Chez cette même espèce, les œufs, en forme de petites lentilles, sont collés sous des pierres[9]. Suivent ensuite 5 stades juvéniles avant de devenir adulte[4].
Mâles et femelles s'accouplent, accrochés par l'extrémité de leur abdomen. Ils sont l’un à côté de l’autre, sur le même plan mais avec un angle oblique, comme les aiguilles d'une montre[4].
Elles sont très rapides et farouches, et s'envolent facilement. Ce caractère, associé à leur aspect cryptique, les a fait surnommer « ghost bugs » ou « punaises fantômes », en anglais[10].
Cette famille est capable de striduler. L’archet (ou strigile) est sur la nervure du champ anale de l’hémélytre et le plectrum est sur le premier tergite de l'abdomen[4].
Liste des sous-familles, tribus et genres
Les espèces découvertes se répartissent en deux sous-familles, mais la seconde, les Leptosaldinae, est peut-être à déplacer dans les Omaniidae[11]. Cette question n'est pas encore tranchée[10].

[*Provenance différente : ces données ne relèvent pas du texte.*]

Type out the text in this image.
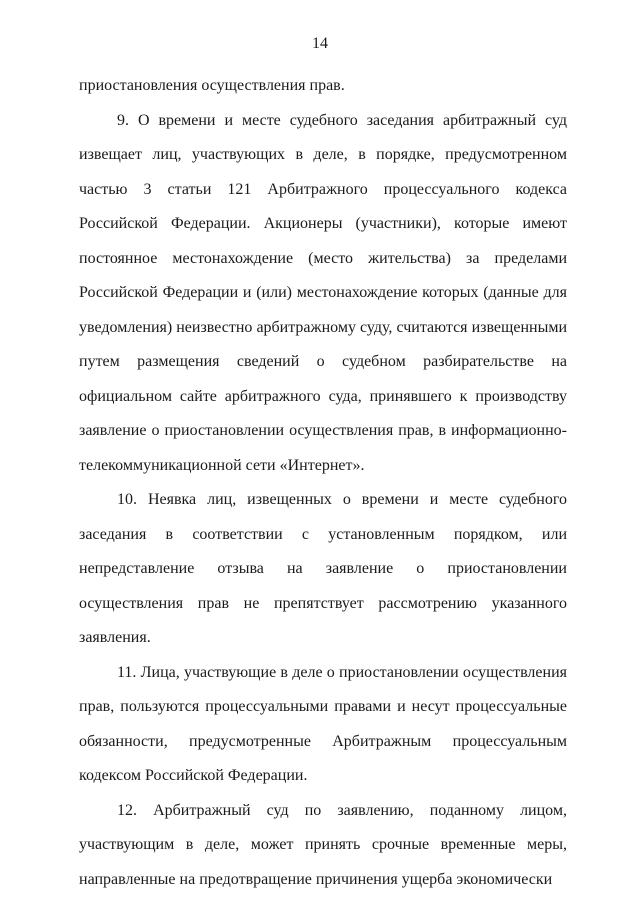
14

приостановления осуществления прав.

9. О времени и месте судебного заседания арбитражный суд извещает лиц, участвующих в деле, в порядке, предусмотренном частью 3 статьи 121 Арбитражного процессуального кодекса Российской Федерации. Акционеры (участники), которые имеют постоянное местонахождение (место жительства) за пределами Российской Федерации и (или) местонахождение которых (данные для уведомления) неизвестно арбитражному суду, считаются извещенными путем размещения сведений о судебном разбирательстве на официальном сайте арбитражного суда, принявшего к производству заявление о приостановлении осуществления прав, в информационно-телекоммуникационной сети «Интернет».

10. Неявка лиц, извещенных о времени и месте судебного заседания в соответствии с установленным порядком, или непредставление отзыва на заявление о приостановлении осуществления прав не препятствует рассмотрению указанного заявления.

11. Лица, участвующие в деле о приостановлении осуществления прав, пользуются процессуальными правами и несут процессуальные обязанности, предусмотренные Арбитражным процессуальным кодексом Российской Федерации.

12. Арбитражный суд по заявлению, поданному лицом, участвующим в деле, может принять срочные временные меры, направленные на предотвращение причинения ущерба экономически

Selon ITIS (1er avril 2022)[12] :
- sous-famille Leptopodinae Brullé, 1836
- Leotichiini Schuh, 1986
- Leotichius Distant, 1904, 4 espèces, zone orientale
- Leptopodini Brullé, 1836
- Erianotoides J. Polhemus & D. Polhemus, 1991, 1 espèce africaine
- Erianotus Fieber, 1861, 1 espèce paléarctique
- Leptopoides J. Polhemus & D. Polhemus, 1991, 2 espèces africaines
- Leptopus Latreille, 1809, 8 sp. dont 5 orientales et 3 paléarctiques[13] et africaines
- Martiniola Horváth, 1911, 2 espèces africaines
- Patapius Horváth, 1912, 7 espèces, dont 5 africaines, 1 paléarctique et africaine, introduite dans le Nouveau monde, et 1 orientale[14]

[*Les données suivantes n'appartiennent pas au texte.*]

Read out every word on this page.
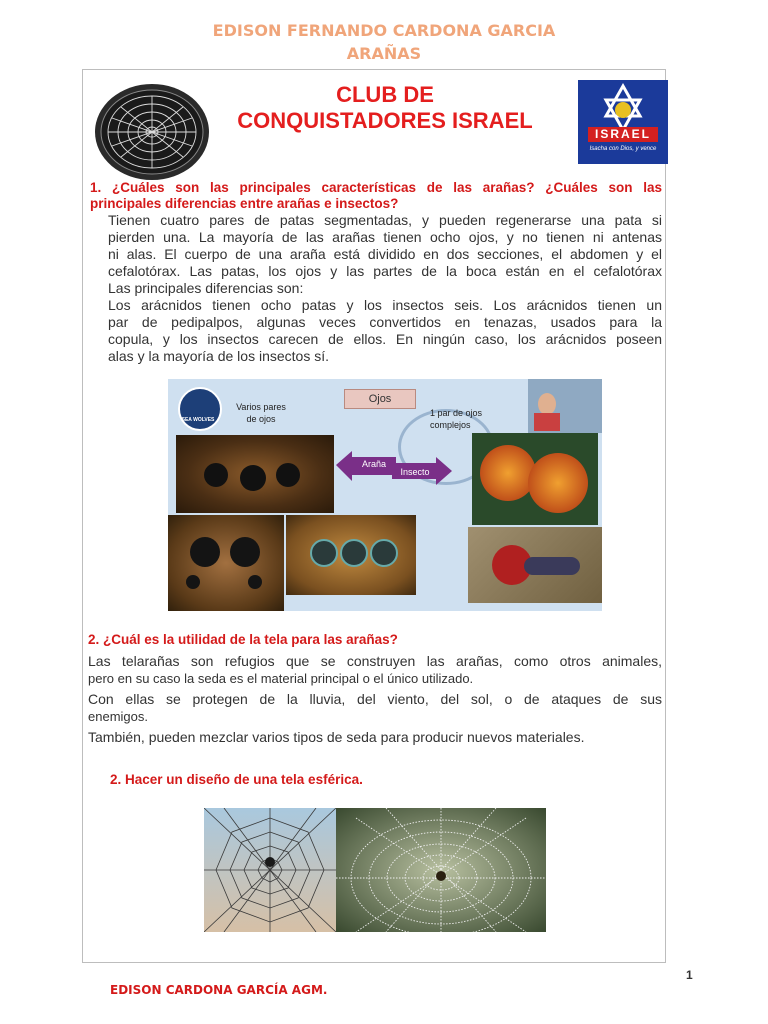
EDISON FERNANDO CARDONA GARCIA
ARAÑAS
CLUB DE
CONQUISTADORES ISRAEL
ISRAEL
Isacha con Dios, y vence
1. ¿Cuáles son las principales características de las arañas? ¿Cuáles son las
principales diferencias entre arañas e insectos?
Tienen cuatro pares de patas segmentadas, y pueden regenerarse una pata si
pierden una. La mayoría de las arañas tienen ocho ojos, y no tienen ni antenas
ni alas. El cuerpo de una araña está dividido en dos secciones, el abdomen y el
cefalotórax. Las patas, los ojos y las partes de la boca están en el cefalotórax
Las principales diferencias son:
Los arácnidos tienen ocho patas y los insectos seis. Los arácnidos tienen un
par de pedipalpos, algunas veces convertidos en tenazas, usados para la
copula, y los insectos carecen de ellos. En ningún caso, los arácnidos poseen
alas y la mayoría de los insectos sí.
SEA WOLVES
Varios pares
de ojos
Ojos
1 par de ojos
complejos
Araña
Insecto
2. ¿Cuál es la utilidad de la tela para las arañas?
Las telarañas son refugios que se construyen las arañas, como otros animales,
pero en su caso la seda es el material principal o el único utilizado.
Con ellas se protegen de la lluvia, del viento, del sol, o de ataques de sus
enemigos.
También, pueden mezclar varios tipos de seda para producir nuevos materiales.
2. Hacer un diseño de una tela esférica.
1
EDISON CARDONA GARCÍA AGM.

- Valleriola Distant, 1904, 14 sp., dont 5 africaines, 1 paléarctique, 5 orientales, 4 australo-pacifique[15]
- incertae sedis
- Lahima Linnavuori & Van Harten, 2002, 1 espèce paléarctique
- Leotichiini Schuh, 1986
- sous-famille Leptosaldinae Cobben, 1971, peut-être à reclasser dans les Omaniidae:
- Saldolepta Schuh & J. Polhemus, 1980, 1 espèce néotropicale
Espèces européennes
Selon Fauna Europaea, les espèces présentes en Europe sont au nombre de quatre :
- Erianotus lanosus (Dufour, 1834), Méditerranée, Balkans
- Leptopus hispanus Rambur, 1840, Méditerranée, Afrique du Nord depuis les Canaries, et jusqu'en Asie centrale[16]
- Leptopus marmoratus (Goeze, 1778), du Portugal à l'Ukraine, et jusqu'à l'Allemagne au Nord
- Patapius spinosus (Rossi, 1790), Méditerranée
Espèces fossiles
Plusieurs espèces fossiles ont été trouvées, appartenant toutes aux Leptosaldinae[17]:
- †Archaesalepta schuhi Grimaldi & Engel in Grimaldi et al., 2013, ambre éocène du Gujarat, Inde
- †Cretaceomira phalanx McKellar & Engel, 2014, ambre du Campanien moyen, Crétacé, Alberta, Canada
- †Cretaleptus popovi Sun and Chen 2020, ambre du Cénomanien, Crétacé supérieur, Myanmar
- †Grimaldinia pronotalis Popov & Heiss, 2014, ambre du Cénomanien, Crétacé supérieur, Myanmar
- †Leptosalda chiapensis Cobben, 1971, ambre Miocène du Chiapas, Mexique
- †Leptosalda dominicana Grimaldi and Engel 2013, ambre du Burdigalien/Langhien, Miocène, République Dominicaine
- †Leptosalda niarchos Grimaldi and Engel 2013, ambre du Burdigalien/Langhien, Miocène, République Dominicaine
Le genre †Leptosaldinea Popov and Heiss 2016, initialement dans les Leptosaldinae, a été déplacé en 2020 dans les Hypselosomatinae, Schizopteridae[18].
Les plus anciens, trouvé au Myanmar, et datés d'un peu moins de 100 millions d'années. Ceux-ci, ainsi que le fossile canadien de Cretaceomira phalanx montre que l'extension de la sous-famille des Leptosaldinae était beaucoup plus étendue que sa répartition actuelle néotropicale, considérée comme relictuelle[19].